Il dibattito si apre circoscrivendo l’epoca storica in cui la mafia si è sviluppata in Italia facendo breccia sulla popolazione. Leitmotiv della discussione è il tema della violenza, riconosciuto dallo stesso Ciconte come un argomento sempre presente all’interno dello scenario storico e politico ottocentesco. Tre sono i tipi di violenza affrontati: la violenza aristocratica – impersonata dai baroni che la esercitarono sul territorio napoletano attraverso l’utilizzo delle guardie armate; la violenza degli homines novi, ovvero i borghesi, che la sfruttarono per alimentare il potere della propria classe; e infine la violenza di classe, sviluppatasi nei contesti di cambiamenti ed evoluzioni attorno al sistema politico.
Proprio quest’ultima nel diciannovesimo secolo stravolse il Meridione la cui classe contadina – furiosa per l’estorsione delle terre e illusa persino da Garibaldi – diede vita al “brigantaggio”.

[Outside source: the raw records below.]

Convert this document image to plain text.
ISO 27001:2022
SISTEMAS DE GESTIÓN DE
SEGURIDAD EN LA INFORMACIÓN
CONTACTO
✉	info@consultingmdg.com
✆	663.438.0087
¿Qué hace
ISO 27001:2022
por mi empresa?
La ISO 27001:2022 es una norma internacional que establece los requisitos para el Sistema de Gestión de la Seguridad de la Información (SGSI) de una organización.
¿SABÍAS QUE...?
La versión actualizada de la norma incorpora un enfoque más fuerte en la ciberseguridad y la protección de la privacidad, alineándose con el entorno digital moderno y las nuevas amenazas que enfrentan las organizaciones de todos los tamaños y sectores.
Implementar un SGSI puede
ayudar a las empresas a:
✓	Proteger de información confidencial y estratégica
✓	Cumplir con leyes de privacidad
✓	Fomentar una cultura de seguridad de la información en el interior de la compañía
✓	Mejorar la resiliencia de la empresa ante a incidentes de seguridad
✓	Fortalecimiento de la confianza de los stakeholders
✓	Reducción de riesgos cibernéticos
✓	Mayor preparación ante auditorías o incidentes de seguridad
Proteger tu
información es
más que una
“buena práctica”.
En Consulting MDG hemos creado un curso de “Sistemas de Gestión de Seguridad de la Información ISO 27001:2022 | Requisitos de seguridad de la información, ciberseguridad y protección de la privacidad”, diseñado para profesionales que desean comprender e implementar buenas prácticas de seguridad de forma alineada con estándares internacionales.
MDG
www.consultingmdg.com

Nel corso della discussione Gigi Di Fiore rivela come il fenomeno non sia stato altro che una grande rivolta sociale, bollata dal nuovo Stato italiano come criminalità, per giustificare una grossa repressione anche difronte all’Europa.
La conquista del Mezzogiorno venne segnata da una massiccia e capillare repressione condotta dalle truppe piemontesi. La visione del Sud Italia era, infatti, stereotipata, dettata da pregiudizi sui suoi abitanti e dalla convinzione di una superiorità economica e sociale del Settentrione. «Da questa visione è nato il termine ‘briganti’» – dichiara Gigi Di Fiore. Termine di immediata connotazione negativa, scelto dallo stesso Stato italiano per censurare la rivolta sociale in atto. Una ribellione criminale che andava debellata e sconfitta. Il numero delle vittime che tra i briganti ne sono conseguite non risulta quantificabile. Nonostante il tentativo di limitare il numero delle fucilazioni ai soli capi e ai briganti in fuga, i soldati piemontesi agirono con il pugno duro, falsificando i verbali per giustificare la repressione violenta.
Lo stato continuò a servirsi della violenza di quel momento storico causando la nascita di un’organizzazione di famiglie mafiose che oggi più che mai ha esteso il suo controllo, riuscendo a propagare il suo potere anche fuori dai confini italiani.